LAUSANNE.- A huge trove of photographs taken over half a century by Switzerland's Rene Burri, known for his iconic portrait of cigar-smoking revolutionary Che Guevara, is to be donated to a museum in his homeland, officials said Monday.
The Lausanne-based Elysee Museum, a temple for photography buffs from around the globe, said it would become the long-term home for an estimated 30,000 of Burri's works.
"Rene Burri has been present wherever history plays out, and, with acumen, has borne witness to the defining moments of his time," the museum said in a statement.
Burri, now 80, has been a member of the renowned Paris-based photography agency Magnum since 1959.

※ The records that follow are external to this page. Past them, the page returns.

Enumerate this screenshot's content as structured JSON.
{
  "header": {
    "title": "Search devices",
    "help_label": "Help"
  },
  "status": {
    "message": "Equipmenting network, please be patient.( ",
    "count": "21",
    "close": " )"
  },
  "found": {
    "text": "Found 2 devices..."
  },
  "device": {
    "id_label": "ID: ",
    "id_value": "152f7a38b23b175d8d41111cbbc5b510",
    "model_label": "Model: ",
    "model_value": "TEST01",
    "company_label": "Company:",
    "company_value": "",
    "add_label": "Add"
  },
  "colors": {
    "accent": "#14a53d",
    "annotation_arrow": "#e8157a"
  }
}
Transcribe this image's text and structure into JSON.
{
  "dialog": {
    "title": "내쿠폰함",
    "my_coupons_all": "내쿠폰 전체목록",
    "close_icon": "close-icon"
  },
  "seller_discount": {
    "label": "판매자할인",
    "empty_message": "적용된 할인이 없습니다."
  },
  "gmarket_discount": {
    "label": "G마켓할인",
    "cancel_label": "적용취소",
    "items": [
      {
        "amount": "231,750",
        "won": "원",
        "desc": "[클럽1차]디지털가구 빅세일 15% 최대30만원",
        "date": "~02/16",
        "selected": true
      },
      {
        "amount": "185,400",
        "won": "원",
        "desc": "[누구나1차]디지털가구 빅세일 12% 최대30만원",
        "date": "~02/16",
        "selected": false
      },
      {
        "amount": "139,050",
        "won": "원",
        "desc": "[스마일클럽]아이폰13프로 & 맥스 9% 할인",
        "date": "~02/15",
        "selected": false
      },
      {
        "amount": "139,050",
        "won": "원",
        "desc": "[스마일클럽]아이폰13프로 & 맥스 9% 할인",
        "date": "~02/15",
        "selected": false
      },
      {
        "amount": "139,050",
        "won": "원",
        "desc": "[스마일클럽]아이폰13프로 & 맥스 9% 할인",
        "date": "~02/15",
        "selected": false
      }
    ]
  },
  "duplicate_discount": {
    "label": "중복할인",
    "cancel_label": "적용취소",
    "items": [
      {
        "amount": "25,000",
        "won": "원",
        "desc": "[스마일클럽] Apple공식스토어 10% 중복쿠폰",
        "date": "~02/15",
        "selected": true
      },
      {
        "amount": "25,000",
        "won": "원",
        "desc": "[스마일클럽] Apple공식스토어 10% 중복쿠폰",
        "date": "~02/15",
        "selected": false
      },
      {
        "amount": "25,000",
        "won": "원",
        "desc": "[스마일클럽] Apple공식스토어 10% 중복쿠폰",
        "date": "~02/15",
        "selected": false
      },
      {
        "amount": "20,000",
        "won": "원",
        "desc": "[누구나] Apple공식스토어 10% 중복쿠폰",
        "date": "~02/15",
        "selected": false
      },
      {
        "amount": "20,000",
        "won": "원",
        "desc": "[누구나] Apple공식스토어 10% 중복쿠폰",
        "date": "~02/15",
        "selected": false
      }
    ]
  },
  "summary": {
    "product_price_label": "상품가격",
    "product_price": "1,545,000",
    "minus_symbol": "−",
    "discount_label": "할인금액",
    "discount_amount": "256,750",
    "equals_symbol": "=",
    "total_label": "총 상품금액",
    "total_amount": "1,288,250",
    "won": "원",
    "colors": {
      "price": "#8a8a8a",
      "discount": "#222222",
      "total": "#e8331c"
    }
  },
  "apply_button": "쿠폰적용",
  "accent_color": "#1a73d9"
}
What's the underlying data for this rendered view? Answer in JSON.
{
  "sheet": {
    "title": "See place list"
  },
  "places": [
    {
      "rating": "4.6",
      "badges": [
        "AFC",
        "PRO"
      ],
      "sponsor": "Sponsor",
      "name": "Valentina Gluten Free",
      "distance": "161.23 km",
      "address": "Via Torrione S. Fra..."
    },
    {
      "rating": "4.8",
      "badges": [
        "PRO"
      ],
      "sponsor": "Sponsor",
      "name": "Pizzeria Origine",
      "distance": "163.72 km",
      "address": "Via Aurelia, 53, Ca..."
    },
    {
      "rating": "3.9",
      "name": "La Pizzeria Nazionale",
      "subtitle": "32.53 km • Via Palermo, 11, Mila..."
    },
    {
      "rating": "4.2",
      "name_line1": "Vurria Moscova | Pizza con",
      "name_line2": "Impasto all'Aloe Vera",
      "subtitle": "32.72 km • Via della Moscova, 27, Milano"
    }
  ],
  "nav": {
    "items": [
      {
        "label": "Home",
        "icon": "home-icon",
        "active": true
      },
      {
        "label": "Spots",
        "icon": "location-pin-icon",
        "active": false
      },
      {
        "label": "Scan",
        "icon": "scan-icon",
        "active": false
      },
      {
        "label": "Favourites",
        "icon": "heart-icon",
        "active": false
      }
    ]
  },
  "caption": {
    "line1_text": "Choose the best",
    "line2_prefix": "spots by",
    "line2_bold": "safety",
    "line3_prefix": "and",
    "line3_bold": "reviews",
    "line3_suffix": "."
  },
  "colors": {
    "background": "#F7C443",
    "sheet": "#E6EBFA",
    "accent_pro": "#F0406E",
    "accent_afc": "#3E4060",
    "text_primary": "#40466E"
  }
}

His famous works include his 1963 portrait of Che Guevara, which among iconic photos comes just a hair's breath behind Cuban Alberto Korda's 1960 picture of the revolutionary.
Burri is also known for his photographs of artist Pablo Picasso, architect Le Corbusier, and his reportages on Brazilian megacities, as well as coverage of conflicts in the Middle East and Vietnam.

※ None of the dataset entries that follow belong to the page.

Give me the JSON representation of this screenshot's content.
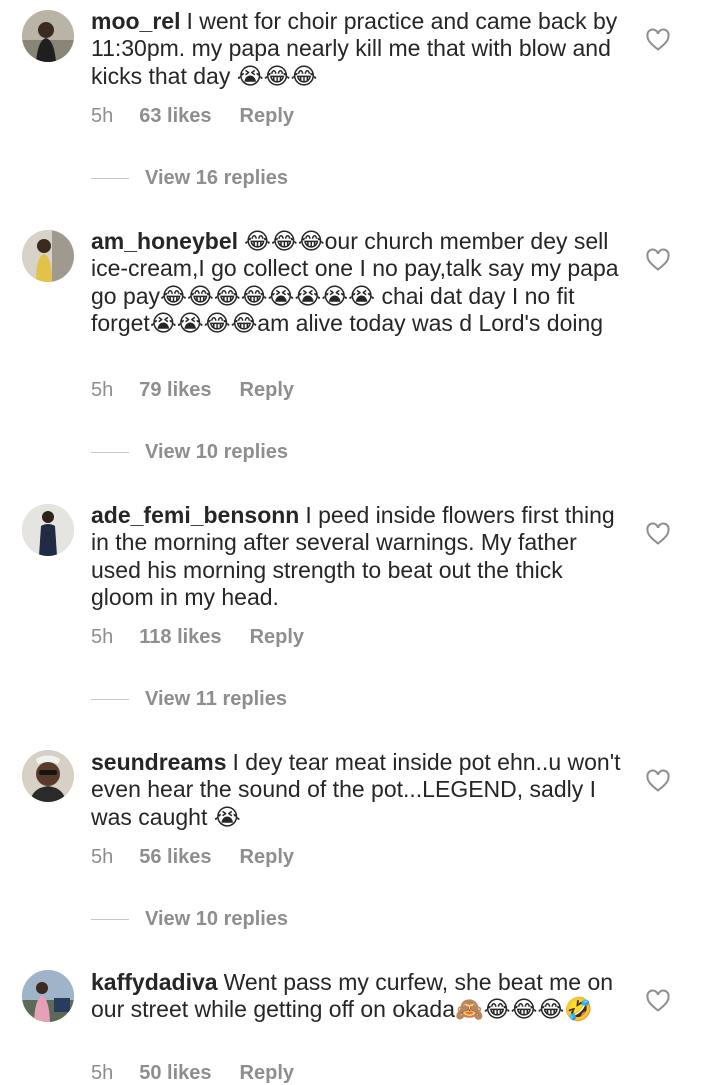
{
  "comments": [
    {
      "username": "moo_rel",
      "text": "I went for choir practice and came back by 11:30pm. my papa nearly kill me that with blow and kicks that day 😭😂😂",
      "time": "5h",
      "likes": "63 likes",
      "reply": "Reply",
      "view_replies": "View 16 replies"
    },
    {
      "username": "am_honeybel",
      "text": "😂😂😂our church member dey sell ice-cream,I go collect one I no pay,talk say my papa go pay😂😂😂😂😭😭😭😭 chai dat day I no fit forget😭😭😂😂am alive today was d Lord's doing",
      "time": "5h",
      "likes": "79 likes",
      "reply": "Reply",
      "view_replies": "View 10 replies"
    },
    {
      "username": "ade_femi_bensonn",
      "text": "I peed inside flowers first thing in the morning after several warnings. My father used his morning strength to beat out the thick gloom in my head.",
      "time": "5h",
      "likes": "118 likes",
      "reply": "Reply",
      "view_replies": "View 11 replies"
    },
    {
      "username": "seundreams",
      "text": "I dey tear meat inside pot ehn..u won't even hear the sound of the pot...LEGEND, sadly I was caught 😭",
      "time": "5h",
      "likes": "56 likes",
      "reply": "Reply",
      "view_replies": "View 10 replies"
    },
    {
      "username": "kaffydadiva",
      "text": "Went pass my curfew, she beat me on our street while getting off on okada🙈😂😂😂🤣",
      "time": "5h",
      "likes": "50 likes",
      "reply": "Reply"
    }
  ],
  "icons": {
    "like": "heart-outline-icon"
  },
  "colors": {
    "text": "#262626",
    "muted": "#8e8e8e",
    "background": "#ffffff"
  }
}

"We won't necessarily have all of Rene Burri's photographs, but we will have the major part," Swiss news agency ATS quoted the museum's director Sam Stourdze as saying.
Burri, meanwhile, said creating an archive at the Elysee Museum would finally help bring some order to his huge collection and preserve his work.
"What can I do with thousands upon thousands of photographs that have built up since the 1950s? I find them in every nook and cranny. Today, I'm going to spend some time identifying what I've amassed over 50 years," ATS quoted his as saying.